Week 279 - Barron’s 500 Agricultural Producers

Situation: This week’s blog looks at how the 12 largest Ag Producers have been doing since 2012. They had been in a slump but have appeared to turn the corner. It seems hard to believe. Agricultural commodity prices remain in a slump and the Dow Jones Commodity Index (^DCI) has shown trendline growth of only 2.0%/yr after completing a 25 yr Commodity Supercycle. But that Index recently bounced off its 1999 low, likely heralding a new Commodity Supercycle . Our regular readers know we think food commodities should be able to buck that trend for two reasons: 1) food is an essential good; 2) the global middle class is projected to grow 10%/yr through 2030. 

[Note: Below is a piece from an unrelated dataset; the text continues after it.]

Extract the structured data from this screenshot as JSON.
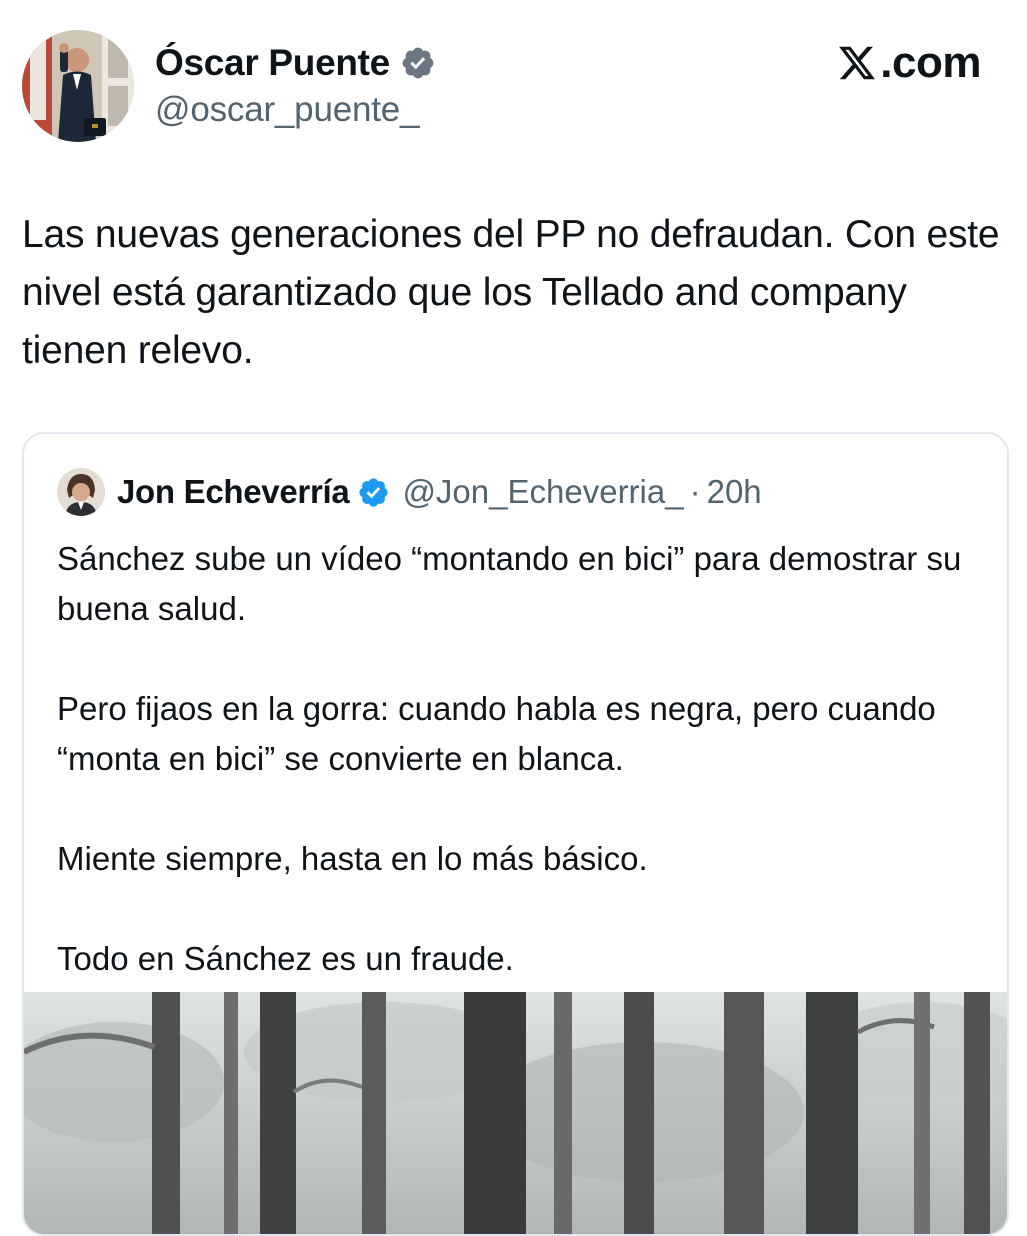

Mission: Prove that Ag Producers “have turned the corner”.

Execution: First, we’ll look at the negative side of the argument. Farm production has exceeded demand for 3 years. That has resulted in low crop prices, which have a) reduced farm incomes, b) limited the ability of farmers to buy farm equipment , and c) depressed farmland prices: “The amount of rent farmers pay to landowners also dropped precipitously in the St. Louis area. Farmland rent slid 10% and ranchland rent by 20% in the quarter." 

Now we’ll look on the positive side. The 12 Barron’s 500 companies that produce equipment, fertilizer, seeds, and agronomy chemicals appear to be doing better. Year-over-year rankings comparing 2013 rankings with 2012 rankings show that only one (Monsanto) did better in terms of cash flow and revenues. However, 8 of the 12 did better when comparing 2015 to 2014. Sequential year-over-year results are shown for all 12 in Columns N-Q of the Table, with green highlights denoting year-over-year improvement.

Administration: Drill down on those largest Ag Producers and try to figure out why they turned the corner in 2015. It shouldn’t have happened, since crop inventories were rising and crop prices were falling, partly because Food Stamp usage in the US fell by 15%. The increased Federal spending to expand Food Stamp participation (after the 2008-2009 Recession) ended when The Recovery Act expired on 11/1/2013.

Bottom Line: Ag Producers are recovering. Briefly, we explain why by noting that the S&P 500 Index went through 10% corrections in October of 2014 and February of 2016. That last correction was associated with a 25% Bear Market for the Basic Materials Industry (XLB at Line 22 in the Table), and coincided with a bottoming of stock prices for 11 of our 12 Ag Producers. For 2015 vs. 2014, 10 of those 12 companies are highlighted in green, indicating improved sales and ROIC (see Columns O and P in the Table), and the aggregate Barron’s 500 Rank for all 12 companies improved to 369 from 398. 

Risk Ranking: 7

Full Disclosure: I dollar-average into MON and also own shares of CAT and ADM.

NOTE: Metrics are current for the Sunday of publication. Red highlights denote underperformance vs. VBINX at Line 21 in the Table. Purple highlights denote Balance Sheet issues and shortfalls. Net Present Value (NPV) inputs are described and justified in the Appendix to Week 256. Briefly, Discount Rate = 9%, Holding Period = 10 years, Initial Cost = moving average for stock price over the past 50 days (corrected for transaction costs of 2.5% when buying ~$5000 worth of shares). Dividend Growth Rate is the 10-Yr CAGR found at Column H. Price Growth Rate is the 16-Yr CAGR found at Column K ( Price Return (from selling all shares in the 10th year) is corrected for transaction costs of 2.5%. The Discount Rate of 9% is designed to approximate Total Returns/yr from a stock index of similar risk to owning a small number of large-cap stocks, where risk due to “selection bias” is paramount. That stock index is the S&P MidCap 400 Index (at Line 27 in the Table), and MDY (at Line 20 in the Table) is the ETF for that index.